The Tempest by William Shakespeare (Attic Theatre Company)
I love the theatre. The immediacy of it all, its live spontaneity; with actors often within touching distance, sharing the intimacy of feelings and actions with a rapt audience. An inspiring performance of a great play can be an unforgettable experience, living on in the memory and affecting the way we see life, helping us better to understand ourselves and the world of which we are a part.
I feel engaged with life when watching serious drama, even if occasionally—as I shared with readers last month—a performance is so pretentious and perfidious as to make me want to boo. So it was with pleasure that I anticipated seeing an open air production of Shakespeare's The Tempest whilst on holiday in Cornwall.
I’ve been lucky. I've seen a dozen or so performances of The Tempest. It is a favourite play. Like many plays it is hugely revealing of the time in which it was written (1613): with displaced monarchs. the colonisation and exploitation of a mysterious and a supposed alien world, the developing "magic" of science. But more than this it is clear that Shakespeare wrote himself into the central figure of Prospero, intending The Tempest to be his last play, and in the epilogue it is Shakespeare as well as Prospero who takes his leave of the audience in the final couplet:
“As you from crimes would pardoned beLet your indulgence set me free.
The Tempest is a play about power, about the possibility of change for the better, about love and forgiveness. It is full of unforgettable lines, wonderful images, and a prevailing sense of optimism. It is, so it seems to me, a life-enhancing masterpiece.
The little group of actors (from the Attic Theatre Company) presenting their performance had a problem: they were seven in number, whereas Shakespeare names twice that number of characters in the plot. The usual way of dealing with such challenges is for members of the cast to play two or more parts; helping the audience to recognise which part they are playing by adding or subtracting some article of clothing as necessary, and/or by affecting some physical transformation—changing the voice or manner of walking, or whatever.
The seven talented actors who played with such energy and commitment for us had been directed otherwise. They each played many parts. The programme alerted us to what was planned:
“Though texturally based, the performers are not playing any one part, and indeed are many characters.

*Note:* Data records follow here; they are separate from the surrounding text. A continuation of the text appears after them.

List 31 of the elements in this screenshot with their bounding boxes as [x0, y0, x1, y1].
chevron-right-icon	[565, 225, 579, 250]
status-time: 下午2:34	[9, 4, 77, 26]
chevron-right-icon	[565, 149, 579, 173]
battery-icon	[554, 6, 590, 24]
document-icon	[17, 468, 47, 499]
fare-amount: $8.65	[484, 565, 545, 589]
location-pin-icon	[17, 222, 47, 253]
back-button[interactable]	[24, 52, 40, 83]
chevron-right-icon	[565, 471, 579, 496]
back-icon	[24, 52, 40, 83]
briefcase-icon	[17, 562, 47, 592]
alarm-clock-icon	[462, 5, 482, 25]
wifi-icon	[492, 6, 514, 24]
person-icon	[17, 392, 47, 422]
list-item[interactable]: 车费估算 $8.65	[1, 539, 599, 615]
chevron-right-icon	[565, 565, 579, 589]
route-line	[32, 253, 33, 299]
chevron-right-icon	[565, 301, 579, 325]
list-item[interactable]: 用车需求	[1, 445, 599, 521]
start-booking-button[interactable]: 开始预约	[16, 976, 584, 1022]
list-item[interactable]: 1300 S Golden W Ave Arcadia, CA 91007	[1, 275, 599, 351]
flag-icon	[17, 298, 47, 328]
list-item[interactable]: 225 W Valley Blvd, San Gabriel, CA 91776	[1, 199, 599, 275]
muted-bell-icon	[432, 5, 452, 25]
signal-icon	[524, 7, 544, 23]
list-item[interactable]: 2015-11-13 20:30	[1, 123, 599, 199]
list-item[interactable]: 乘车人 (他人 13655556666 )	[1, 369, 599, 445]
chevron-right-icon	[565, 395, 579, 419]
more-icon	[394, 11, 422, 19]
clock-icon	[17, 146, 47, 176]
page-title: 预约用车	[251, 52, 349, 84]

In this way the performers explore the unity and disparity of the human condition, the conflicts and harmonies within, giving a rich three-dimensional form to the text, the story, the characters and even the scene."

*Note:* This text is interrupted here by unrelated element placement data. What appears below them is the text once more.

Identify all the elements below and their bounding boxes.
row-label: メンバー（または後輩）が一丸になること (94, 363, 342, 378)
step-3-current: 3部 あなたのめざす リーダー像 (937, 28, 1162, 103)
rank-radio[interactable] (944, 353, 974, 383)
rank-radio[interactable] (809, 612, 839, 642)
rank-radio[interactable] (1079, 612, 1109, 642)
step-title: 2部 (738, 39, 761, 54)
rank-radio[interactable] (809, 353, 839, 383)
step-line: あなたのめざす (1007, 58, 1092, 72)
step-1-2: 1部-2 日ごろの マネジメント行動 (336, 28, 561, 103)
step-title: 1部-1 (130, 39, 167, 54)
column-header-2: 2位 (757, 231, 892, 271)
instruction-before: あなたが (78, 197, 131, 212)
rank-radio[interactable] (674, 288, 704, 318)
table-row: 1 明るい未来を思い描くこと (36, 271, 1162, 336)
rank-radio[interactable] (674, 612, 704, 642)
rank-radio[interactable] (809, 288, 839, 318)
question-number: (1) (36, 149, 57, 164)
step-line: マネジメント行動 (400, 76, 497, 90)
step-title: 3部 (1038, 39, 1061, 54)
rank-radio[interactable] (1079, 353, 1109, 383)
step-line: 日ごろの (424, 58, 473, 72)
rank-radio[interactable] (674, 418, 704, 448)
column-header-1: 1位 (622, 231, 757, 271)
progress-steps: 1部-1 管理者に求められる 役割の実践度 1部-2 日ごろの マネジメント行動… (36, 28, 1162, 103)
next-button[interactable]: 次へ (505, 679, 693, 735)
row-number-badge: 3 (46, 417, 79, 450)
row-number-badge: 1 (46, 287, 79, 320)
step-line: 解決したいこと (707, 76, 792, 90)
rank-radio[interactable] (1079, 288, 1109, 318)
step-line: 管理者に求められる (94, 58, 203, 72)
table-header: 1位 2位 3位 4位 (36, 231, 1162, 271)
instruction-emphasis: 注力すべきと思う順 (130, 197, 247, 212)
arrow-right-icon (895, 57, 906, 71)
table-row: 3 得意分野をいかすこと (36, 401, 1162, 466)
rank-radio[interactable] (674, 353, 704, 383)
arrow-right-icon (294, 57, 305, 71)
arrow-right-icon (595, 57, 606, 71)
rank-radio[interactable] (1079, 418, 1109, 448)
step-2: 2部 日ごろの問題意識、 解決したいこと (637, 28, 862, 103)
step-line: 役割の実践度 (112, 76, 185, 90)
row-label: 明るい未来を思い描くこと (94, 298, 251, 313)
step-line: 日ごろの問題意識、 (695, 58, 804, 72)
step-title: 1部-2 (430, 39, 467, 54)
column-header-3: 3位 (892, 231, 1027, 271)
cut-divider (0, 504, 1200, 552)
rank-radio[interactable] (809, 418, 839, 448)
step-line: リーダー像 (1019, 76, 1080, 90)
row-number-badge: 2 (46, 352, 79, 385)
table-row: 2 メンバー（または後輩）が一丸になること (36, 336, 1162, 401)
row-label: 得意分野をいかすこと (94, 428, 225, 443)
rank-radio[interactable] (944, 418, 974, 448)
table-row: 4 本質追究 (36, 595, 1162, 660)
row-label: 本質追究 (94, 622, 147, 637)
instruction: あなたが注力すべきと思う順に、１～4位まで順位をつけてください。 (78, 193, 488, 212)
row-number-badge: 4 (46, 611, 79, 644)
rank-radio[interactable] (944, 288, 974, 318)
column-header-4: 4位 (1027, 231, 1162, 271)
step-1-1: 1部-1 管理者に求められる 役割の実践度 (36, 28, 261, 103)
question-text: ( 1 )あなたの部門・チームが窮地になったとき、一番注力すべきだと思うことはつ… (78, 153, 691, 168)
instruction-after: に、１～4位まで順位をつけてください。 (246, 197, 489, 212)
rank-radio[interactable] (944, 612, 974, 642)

Thus we were introduced to five Prosperos who appeared singly, but once or twice as a five-strong group; two Mirandas and two Calibans; and various numbers of other characters.
Whilst it is one thing to recognise that as human beings we all have common features— emotionally and psychologically as well as two eyes and two ears, etc.—it just isn't true that people are composites in the way that is implied by having five people play Prospero. Whilst Prospero might in some sense be seen as a surrogate for Shakespeare, to suggest in consequence that since Prospero is Shakespeare’s construction all the other characters in The Tempest are “facets of him (Prospero)" and that “It is his tempest and out of him comes everything and everyone," seems perverse. And in any [way] even if all we see is part of Prospero's dream, shouldn’t all seven players appear as Prospero? Why only five? Shakespearean comedies may be surreal but they are not fantasies. Their enduring attraction for people is a consequence of the clear basis in the common currency of human experience.

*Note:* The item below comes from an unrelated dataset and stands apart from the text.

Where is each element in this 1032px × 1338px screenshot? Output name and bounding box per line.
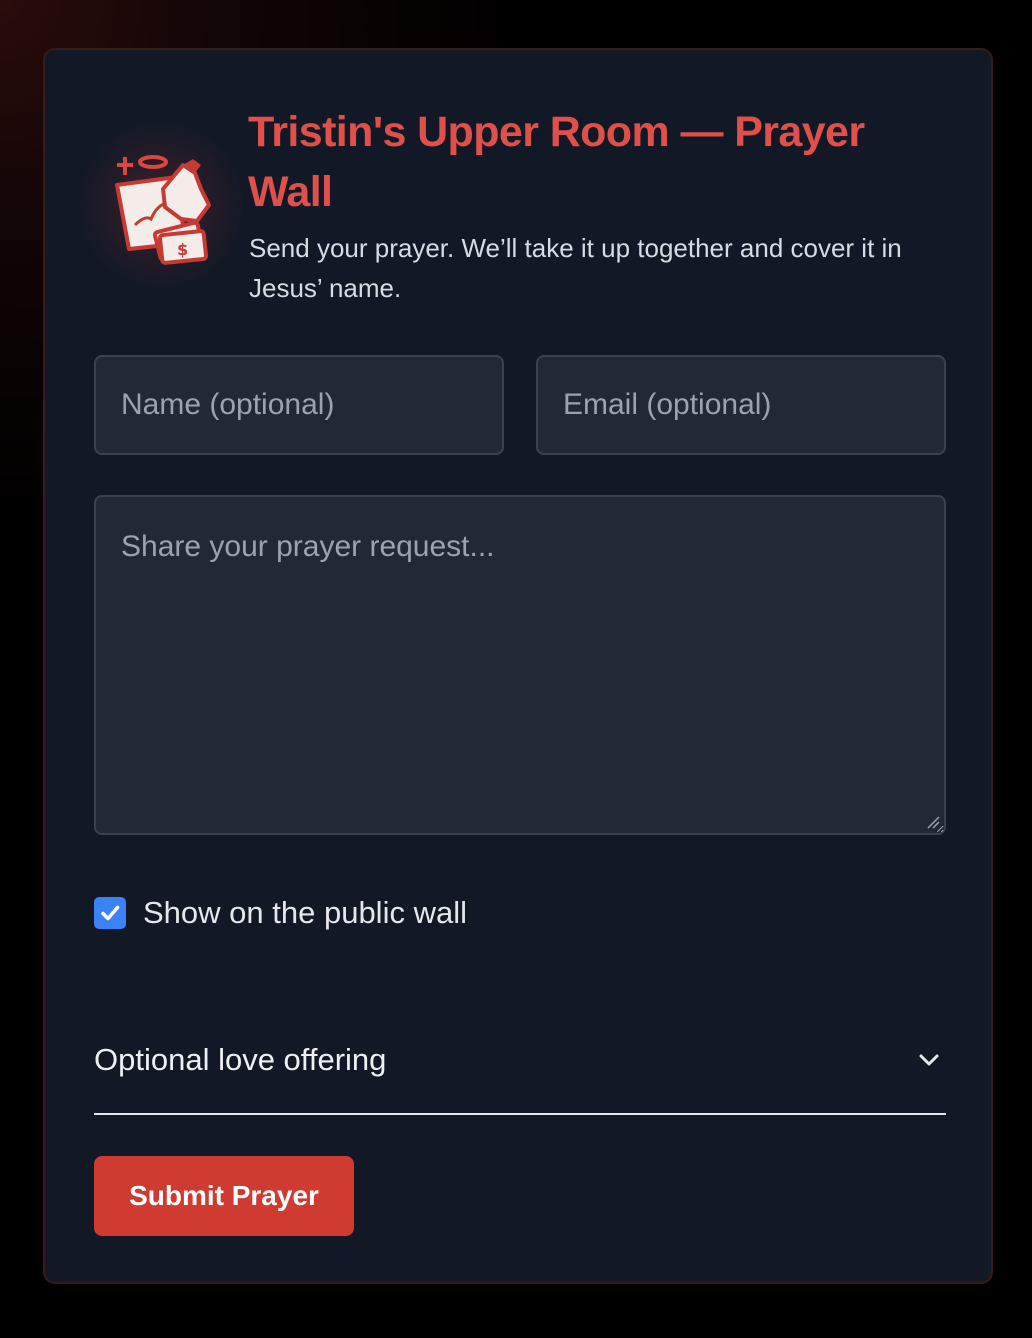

And we recognise the complexity of ourselves and others well enough. Decent actors— and certainly the actors on view from the Attic Theatre Company fall easily into this category—are able to transmit the multi-dimensional complexities of the people they are playing. We don't need two or more physical representations on stage to make the point. And crucially people are not interchangeable in the way that is suggested in this production, and to imply otherwise is just plain wrong. It is not only a matter of individuality but also, and much more telling, of social status and class. Imagine one of London’s homeless men or women turning up at the Bank of England and informing the surprised commissionaire on duty that they were standing in for the Governor for the day. Just imagine.
Shakespeare clearly knew more about the realities of living in a class-divided world that the worthy director of this production. Shakespeare would never have made the mistake of assuming that two drunken sailors could stand in lieu of the Duke of Milan. He had a surer purchase on the realities of economic and social life. His play may be set on a remote island, but that island is rccognisably part of the real world of the seventeenth century. In contrast the world presented by this production is a world without social and economic reference points, an unreal world, a wild fantasia, a world finally stripped of meaning. Whereas Shakespeare’s text carries significant messages for humanity, this production has none.
I felt sorry for the audience at the end of the performance. Being familiar with the play I could largely follow what was going on in this schizoid production. But I felt angry. How could someone so transform one of the world’s great plays as to make it largely inaccessible to an audience? If, as an acting exercise, members of the cast wanted to investigate what it felt like to play a variety of roles, that is one thing. But why inflict the exercise on an audience as a counterfeit of a great play? And how dangerously naive to suggest that people are interchangeable. Not in a class-divided world they aren’t, and for the director to imagine otherwise suggests that it is he and not Prospero who is dreaming.